16 Then Isaiah said to Hezekiah, “Hear the word of the Lord: 17 The time will surely come when everything in your palace, and all that your predecessors have stored up until this day, will be carried off to Babylon. Nothing will be left, says the Lord. 18 And some of your descendants, your own flesh and blood who will be born to you, will be taken away, and they will become eunuchs in the palace of the king of Babylon.”
19 “The word of the Lord you have spoken is good,” Hezekiah replied. For he thought, “Will there not be peace and security in my lifetime?”
20 As for the other events of Hezekiah’s reign, all his achievements and how he made the pool and the tunnel by which he brought water into the city, are they not written in the book of the annals of the kings of Judah? 21 Hezekiah rested with his ancestors. And Manasseh his son succeeded him as king.
New International Version (NIV)
Holy Bible, New International Version®, NIV® Copyright ©1973, 1978, 1984, 2011 by Biblica, Inc.® Used by permission. All rights reserved worldwide.
Meditate
“Encourage one another daily, as long as it is called ‘Today,’ so that none of you may be hardened by sin’s deceitfulness” (Heb. 3:13).
Think Further
The events recorded here are out of chronological order; they happen prior to the emptying of the treasuries to pay off Assyria (compare verse 15 with 18:14–16). They invite a comparison with the next chapter, where Judah reverts to idolatry. Like Hezekiah—who is mortally ill (though God takes pity on him and extends his life: 1,5,6)—so Judah is spiritually ill and given time to repent. Not only that, but God promises deliverance from Assyria (6), as well as giving a solar sign to reassure the king (9–11). While some try to work out a scientific reason for how the shadow reversed direction (was it a meteor casting a shadow?), the key is the symbolism it conveys: God turns back time for the king, as he does for the nation (T. R. Hobbs, 2 Kings, 288).
God’s gracious concern for Hezekiah stands in marked contrast with the king’s shockingly cheerful welcome of some visiting Babylonian envoys (12–19). Babylon was a rising power, beginning to flex its muscle against Assyrian domination. Hezekiah shows his treasures to the envoys perhaps to impress upon them that he is a worthy ally in a potential anti-Assyrian coalition. Even more disillusioning is his reaction when confronted by Isaiah’s prophecy (16–19): instead of being alarmed over the forthcoming devastation of his people, he is merely glad that it will not take place in his own lifetime. Likewise, Judah keeps veering away from the Lord again and again with no apparent concern for the disaster that awaits.
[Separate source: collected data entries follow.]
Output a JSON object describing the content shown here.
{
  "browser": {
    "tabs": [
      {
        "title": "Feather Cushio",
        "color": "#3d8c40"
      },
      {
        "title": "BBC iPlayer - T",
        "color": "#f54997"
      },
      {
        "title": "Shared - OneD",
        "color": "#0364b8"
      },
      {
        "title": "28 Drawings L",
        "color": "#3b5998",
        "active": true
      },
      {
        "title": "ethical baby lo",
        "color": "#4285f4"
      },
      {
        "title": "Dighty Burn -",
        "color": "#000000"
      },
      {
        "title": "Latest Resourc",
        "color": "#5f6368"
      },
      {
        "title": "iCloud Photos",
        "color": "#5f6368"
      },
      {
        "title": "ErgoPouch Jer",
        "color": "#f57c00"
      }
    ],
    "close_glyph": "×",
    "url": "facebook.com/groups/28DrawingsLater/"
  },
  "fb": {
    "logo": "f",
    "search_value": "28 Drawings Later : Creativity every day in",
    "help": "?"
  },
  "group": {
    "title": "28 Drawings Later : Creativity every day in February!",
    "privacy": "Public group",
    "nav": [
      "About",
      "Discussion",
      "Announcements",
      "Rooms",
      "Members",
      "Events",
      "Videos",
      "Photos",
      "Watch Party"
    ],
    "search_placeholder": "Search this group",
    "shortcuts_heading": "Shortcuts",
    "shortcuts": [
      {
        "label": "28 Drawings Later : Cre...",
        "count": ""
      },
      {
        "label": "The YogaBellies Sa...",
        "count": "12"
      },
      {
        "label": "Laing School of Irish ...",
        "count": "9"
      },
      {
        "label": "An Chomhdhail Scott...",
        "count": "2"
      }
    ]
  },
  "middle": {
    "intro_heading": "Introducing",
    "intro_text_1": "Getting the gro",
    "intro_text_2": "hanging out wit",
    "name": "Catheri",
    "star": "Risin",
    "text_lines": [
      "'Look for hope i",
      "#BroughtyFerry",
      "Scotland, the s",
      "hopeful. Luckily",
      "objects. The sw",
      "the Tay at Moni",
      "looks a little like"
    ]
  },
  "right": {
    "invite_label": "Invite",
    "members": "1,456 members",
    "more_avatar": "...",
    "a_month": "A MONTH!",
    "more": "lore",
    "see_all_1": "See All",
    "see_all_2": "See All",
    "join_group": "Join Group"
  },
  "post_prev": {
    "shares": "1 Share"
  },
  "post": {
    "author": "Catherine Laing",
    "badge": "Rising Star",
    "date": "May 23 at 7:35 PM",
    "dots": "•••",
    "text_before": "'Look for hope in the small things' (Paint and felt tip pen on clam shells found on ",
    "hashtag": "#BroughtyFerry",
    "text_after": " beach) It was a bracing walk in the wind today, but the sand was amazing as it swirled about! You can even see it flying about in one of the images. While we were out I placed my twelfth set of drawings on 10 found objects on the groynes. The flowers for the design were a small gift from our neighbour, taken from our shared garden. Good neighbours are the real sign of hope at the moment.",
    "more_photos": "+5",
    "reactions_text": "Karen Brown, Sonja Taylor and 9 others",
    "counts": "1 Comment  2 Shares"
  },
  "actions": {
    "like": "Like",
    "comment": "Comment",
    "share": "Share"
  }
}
Nevertheless, we read that Hezekiah returns to trust in the Lord and is delivered. The question remains: will Judah repent? Although prophecies about future events often sound unalterable, they are given to in order to evoke a response: tragedy need not happen (R. W. L. Moberly, Old Testament Theology, 120; e.g., Jon. 3:4–10). Hope remains: if only Judah repents, perhaps God will relent. Sadly, it is not to be.
Apply
Examine your own heart and pray also for others, that we may not become insensitive to sin but turn to the Lord.
Closing prayer
Lord, I remain separate from the defiling influences of this world because You have commanded me to do so.